Artinya: Allah mengumpulkan hamba atau manusia dalam keadaan telanjang, belum dikhitan, dan buhman. Para sahabat bertanya, “Apa maksud dari buhman?” Rasulullah saw menjelaskan, “Tidak membawa apa-apa. Kemudian pada hari itu ada suara menyeru mereka yang terdengar dari jauh, sebagaimana terdengar dari dekat, ‘Aku adalah Sang Raja dan Sang Penguasa. Tidaklah pantas bagi seorang pun bagi ahli neraka untuk masuk neraka, sementara ia masih memiliki hak pada ahli surga.
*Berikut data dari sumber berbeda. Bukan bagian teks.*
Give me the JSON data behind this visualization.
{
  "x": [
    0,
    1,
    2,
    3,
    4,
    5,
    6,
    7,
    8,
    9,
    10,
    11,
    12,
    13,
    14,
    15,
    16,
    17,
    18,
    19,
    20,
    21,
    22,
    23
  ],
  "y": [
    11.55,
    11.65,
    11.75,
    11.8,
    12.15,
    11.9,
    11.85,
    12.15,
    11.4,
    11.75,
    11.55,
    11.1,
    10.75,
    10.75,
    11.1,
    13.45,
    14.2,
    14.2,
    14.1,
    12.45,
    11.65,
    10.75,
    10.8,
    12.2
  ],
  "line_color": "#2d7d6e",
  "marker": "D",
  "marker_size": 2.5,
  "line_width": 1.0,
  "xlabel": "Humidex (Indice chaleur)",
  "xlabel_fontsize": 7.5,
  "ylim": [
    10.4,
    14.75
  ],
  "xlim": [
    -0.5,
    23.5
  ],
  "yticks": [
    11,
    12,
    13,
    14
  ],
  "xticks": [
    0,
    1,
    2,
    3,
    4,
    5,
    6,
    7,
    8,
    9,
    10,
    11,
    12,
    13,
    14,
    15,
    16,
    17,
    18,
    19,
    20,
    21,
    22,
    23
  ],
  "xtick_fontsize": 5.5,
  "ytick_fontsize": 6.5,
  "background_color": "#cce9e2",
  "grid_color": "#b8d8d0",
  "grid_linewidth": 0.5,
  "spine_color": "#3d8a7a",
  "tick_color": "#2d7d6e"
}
Pun tidak pantas bagi seorang ahli surga untuk masuk surga, sementara ia masih memiliki hak dari ahli neraka, hingga Aku memutus perkaranya, walau bentuk haknya hanya sebuah tamparan.’” (HR Ahmad). Pada hari itu, akan disampaikan kepada mereka, “Siapa pun yang masih memiliki hak, maka datanglah kepada pemiliknya.” 

 

Dengan demikian, tidak ada kebaikan dan kezaliman yang terlupakan. Firman Allah dalam Al-Quran, “Janganlah sekali-kali engkau mengira bahwa Allah lengah terhadap apa yang orang-orang zalim perbuat. Sesungguhnya Dia menangguhkan mereka sampai hari ketika mata (mereka) terbelalak (QS Ibrahim [14]: 42).